Peron vai liderar hoje cem de seus sócios numa passeata da Market Street até a United Nations Plaza, para divulgar a mais recente fase de sua campanha: uma tentativa de conseguir um número suficiente de assinaturas para encaminhar uma petição popular à votação, pelo eleitorado da Califórnia, em novembro de 96, para que os médicos sejam autorizados a receitar maconha a doentes terminais.
A polícia compareceu em peso, mas, já que estamos em San Francisco, um oásis de política liberal nos EUA, ela acaba ajudando os manifestantes.
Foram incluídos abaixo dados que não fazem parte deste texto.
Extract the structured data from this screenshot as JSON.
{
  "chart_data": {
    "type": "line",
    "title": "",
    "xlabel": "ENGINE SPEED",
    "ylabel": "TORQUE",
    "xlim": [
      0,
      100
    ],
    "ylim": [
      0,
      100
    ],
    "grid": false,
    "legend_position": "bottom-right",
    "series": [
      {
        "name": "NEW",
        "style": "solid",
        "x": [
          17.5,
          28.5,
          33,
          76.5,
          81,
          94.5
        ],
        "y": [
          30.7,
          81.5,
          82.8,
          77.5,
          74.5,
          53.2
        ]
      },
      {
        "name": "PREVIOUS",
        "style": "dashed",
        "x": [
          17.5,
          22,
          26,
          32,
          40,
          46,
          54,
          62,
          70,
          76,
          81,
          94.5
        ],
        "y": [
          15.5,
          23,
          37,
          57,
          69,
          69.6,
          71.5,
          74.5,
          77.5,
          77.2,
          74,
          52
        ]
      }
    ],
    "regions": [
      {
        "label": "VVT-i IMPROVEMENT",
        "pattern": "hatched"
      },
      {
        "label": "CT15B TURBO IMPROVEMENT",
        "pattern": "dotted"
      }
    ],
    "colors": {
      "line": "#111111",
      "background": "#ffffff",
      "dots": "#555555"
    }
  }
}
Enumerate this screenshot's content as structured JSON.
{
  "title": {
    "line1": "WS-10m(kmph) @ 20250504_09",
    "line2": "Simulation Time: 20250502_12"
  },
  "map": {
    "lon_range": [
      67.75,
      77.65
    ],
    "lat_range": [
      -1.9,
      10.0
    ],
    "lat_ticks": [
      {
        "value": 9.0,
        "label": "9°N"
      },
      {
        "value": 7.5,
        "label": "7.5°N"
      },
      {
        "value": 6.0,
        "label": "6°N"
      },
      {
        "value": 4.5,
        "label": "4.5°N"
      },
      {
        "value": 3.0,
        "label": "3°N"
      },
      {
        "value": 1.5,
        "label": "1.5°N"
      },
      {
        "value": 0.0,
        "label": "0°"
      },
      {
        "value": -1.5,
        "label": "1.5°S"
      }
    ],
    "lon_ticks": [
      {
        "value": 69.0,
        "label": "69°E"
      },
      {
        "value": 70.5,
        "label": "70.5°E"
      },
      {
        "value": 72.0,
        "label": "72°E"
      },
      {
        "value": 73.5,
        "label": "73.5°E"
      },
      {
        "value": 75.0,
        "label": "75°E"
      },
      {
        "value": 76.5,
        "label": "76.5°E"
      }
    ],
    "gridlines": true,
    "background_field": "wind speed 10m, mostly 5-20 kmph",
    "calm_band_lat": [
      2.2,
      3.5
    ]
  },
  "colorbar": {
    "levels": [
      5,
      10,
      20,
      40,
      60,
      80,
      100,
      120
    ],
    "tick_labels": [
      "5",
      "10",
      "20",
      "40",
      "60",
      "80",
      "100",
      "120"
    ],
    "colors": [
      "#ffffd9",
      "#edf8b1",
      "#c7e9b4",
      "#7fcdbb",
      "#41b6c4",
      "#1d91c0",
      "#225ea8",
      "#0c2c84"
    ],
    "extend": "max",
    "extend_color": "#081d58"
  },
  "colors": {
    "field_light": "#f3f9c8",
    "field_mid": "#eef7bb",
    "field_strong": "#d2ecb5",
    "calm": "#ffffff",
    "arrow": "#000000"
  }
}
Peron fundou o clube em 1991, depois da morte de seu amante por Aids. Hoje o clube já tem mais de 7.000 sócios.
Curtis, 34, tem o HIV há nove anos. Ele vem ao clube duas vezes por semana e afirma que a maconha ajudou seu corpo a enfrentar o vírus. A droga o ajuda a dormir, restaura seu apetite e suprime a náusea provocada pelo AZT, remédio usado no combate à Aids.
Com um baseado na mão, Curtis explica: "Se eu não fumasse maconha, minha vida seria um eterno ciclo de acordar de manhã e não conseguir tomar nada, e depois não tomar o AZT porque me faz sentir tão mal".
O governo federal continua a negar-se a rever sua designação da maconha como droga da categoria um, perigosa demais para ser receitada por médicos. Já a cocaína e a morfina são consideradas drogas de categoria dois. Este ano a Assembléia da Califórnia aprovou uma lei autorizando a maconha para fins médicos, mas ela foi vetada pelo governador Pete Wilson.
O governo federal afirma que não existem provas científicas dos benefícios da maconha como tratamento médico.